Serious incident review at Kettering General Hospital after accidental death of great-great-grandmother

Kettering General Hospital
Kettering General Hospital

A serious incident review has been carried out at Kettering General Hospital and changes made after the death of a great-great-grandmother.

Ivy Brayfield, 88, died last November after being in hospital for ten days.

Hospital bosses have admitted failures after the former army cook died after suffering two falls in three days.

An inquest heard doctors should have put in place a ‘five step action plan’ when the pensioner was identified as at risk of a fall but it wasn’t.

Staff also failed to carry out a full mental capacity test after Mrs Brayfield scored only four out of ten in a list of simple questions.

A serious incident review was carried out at Kettering General Hospital and bosses told the inquest changes have been made.

Recording a verdict of accidental death, assistant Coroner for Northampton Hassan Shah said: “It is clear that lessons have been learnt and I hope the recommendation in this report are implemented.”

Penny Brett, director of nursing and quality at the hospital who carried out the review, said: “There was no implementation of action. A care force bundle, which is a five step action plan should have been actioned when a fall risk has been identified.

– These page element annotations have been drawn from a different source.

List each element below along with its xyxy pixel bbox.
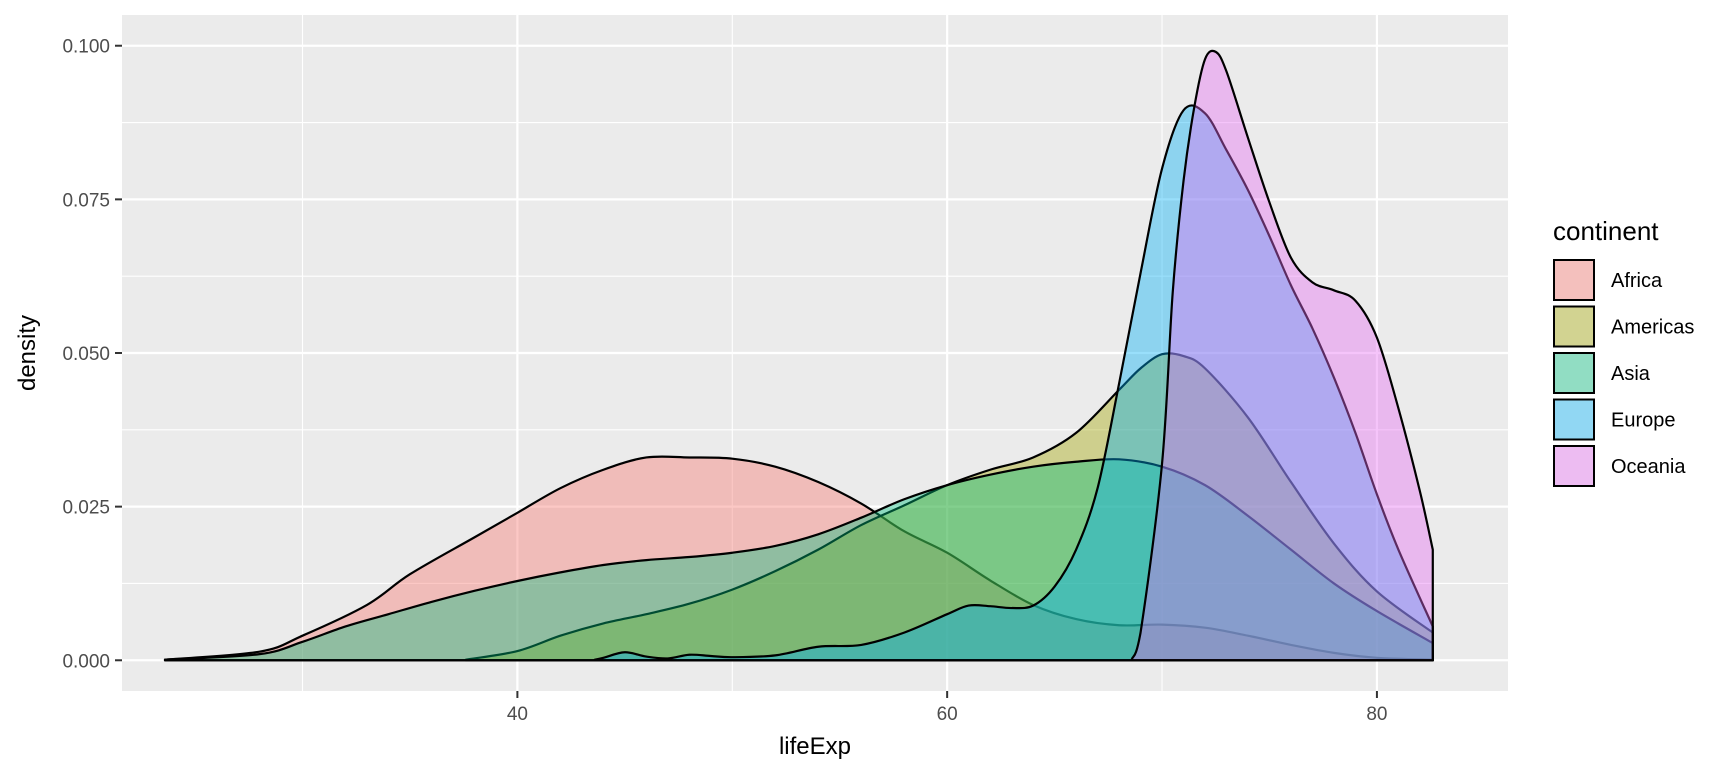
x-tick-label: 60 bbox=[937, 704, 958, 725]
density-outline-africa bbox=[163, 455, 1434, 662]
legend-title: continent bbox=[1553, 216, 1659, 246]
legend-key-americas bbox=[1553, 305, 1595, 348]
x-axis-title: lifeExp bbox=[779, 733, 851, 760]
density-outline-americas bbox=[464, 352, 1434, 662]
legend-key-europe bbox=[1553, 398, 1595, 441]
legend-key-bg-oceania bbox=[1553, 445, 1595, 487]
density-outline-oceania bbox=[1130, 49, 1434, 662]
y-tick-label: 0.050 bbox=[62, 344, 110, 365]
y-tick-label: 0.100 bbox=[62, 37, 110, 58]
density-area-oceania bbox=[1131, 50, 1433, 661]
y-tick-label: 0.000 bbox=[62, 651, 110, 672]
legend-key-asia bbox=[1553, 352, 1595, 394]
density-outline-europe bbox=[593, 104, 1434, 662]
y-tick-label: 0.075 bbox=[62, 190, 110, 211]
legend-label-africa: Africa bbox=[1611, 270, 1663, 292]
density-area-asia bbox=[164, 459, 1433, 661]
legend-key-bg-europe bbox=[1553, 398, 1595, 441]
density-area-europe bbox=[594, 105, 1433, 661]
legend-label-europe: Europe bbox=[1611, 410, 1676, 432]
x-tick-label: 40 bbox=[507, 704, 528, 725]
legend-key-bg-africa bbox=[1553, 259, 1595, 301]
legend-label-asia: Asia bbox=[1611, 363, 1651, 385]
legend-key-bg-americas bbox=[1553, 305, 1595, 348]
y-axis: 0.000 0.025 0.050 0.075 0.100 bbox=[62, 37, 122, 672]
density-area-africa bbox=[164, 456, 1433, 661]
y-axis-title: density bbox=[14, 315, 41, 391]
legend-key-africa bbox=[1553, 259, 1595, 301]
density-outline-asia bbox=[163, 458, 1434, 662]
x-tick-label: 80 bbox=[1366, 704, 1387, 725]
legend-label-americas: Americas bbox=[1611, 317, 1694, 339]
x-axis: 40 60 80 bbox=[507, 691, 1387, 725]
legend: continent Africa Americas Asia Europe Oceani… bbox=[1553, 216, 1694, 487]
y-tick-label: 0.025 bbox=[62, 498, 110, 519]
legend-key-bg-asia bbox=[1553, 352, 1595, 394]
legend-key-oceania bbox=[1553, 445, 1595, 487]
density-areas bbox=[163, 49, 1434, 662]
legend-label-oceania: Oceania bbox=[1611, 456, 1686, 478]
density-area-americas bbox=[465, 353, 1433, 661]
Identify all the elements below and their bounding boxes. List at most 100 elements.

“These preventative measure were not taken. They include providing a low-rise bed, which may or may not have helped, anti-slip slipper, and observatory beds. In some respects some of this was carried out because Mrs Brayfield was given anti-slip slippers but this wasn’t documented.”

She said that a number of recommendations have been put in place, including launching a fall prevention campaign.

But Mrs Brayfield’s family feel let down by the hospital and say her death could have been “prevented”.

Her daughter retired cleaner Liz Swannell, 59, said: “We feel that she could have had one last Christmas with us playing with her grandchildren.

“She died because of a fall and they have admitted that could have been prevented. We feel they robbed us of one final Christmas with her.

“But we’re happy that changes seem to have been made and as the coroner said I just hope these are implemented to stop this happening to someone else.

“We are very disappointed with the hospital and the care our mother received.”

Mrs Brayfield, who was suffering with the early stages of dementia, was admitted to hospital last November 10.

The widow, who also had thyroid problems and chronic obstructive pulmonary disease (COPD), had been regularly vomiting and suffering with severe headaches. She underwent a CT scan and was found to be suffering from advanced cancer of the left lung and kidney.

The coroner’s court in Kettering heard Mrs Brayfield, from Little Harrowden, was confused and restless when she was admitted to hospital.

On November 16 she fell from the the chair next to her bed and suffered a cut to her eyebrow.

Three days later she fell again but this time it resulted in a massive head injury that was made worse because she was taking Warfarin, a drug which thins the blood.

Her family has criticised the hospital after staff took more than four hours to contact them. And it took until midnight for Mrs Brayfield to be seen by a doctor after the fall at 9.40pm.

A CT scan showed the fall had left Mrs Brayfield with a left subdural hematoma and hemorrhage.

A pathologist told the inquest the delay in having a CT scan and a drug being administered to reverse the effects of the Warfarin would not have changed the outcome.

Senior house officer Dr Bebitha Markose told the inquest Mrs Brayfield was not prioritised as another patient would have “died straight away” if they had not been seen first.

But the hospital apologised to Mrs Brayfield’s family and admitted staff should have escalated the call further to access another doctor.

Mrs Brayfield had five grandchildren, eight great grandchildren and one great great grandchild.

A spokesman for Kettering General Hospital said: “The Trust has sincerely apologised to Mrs Brayfield’s family. It carried out a thorough review into the circumstances of her care and has taken a series of actions to address the issues raised.”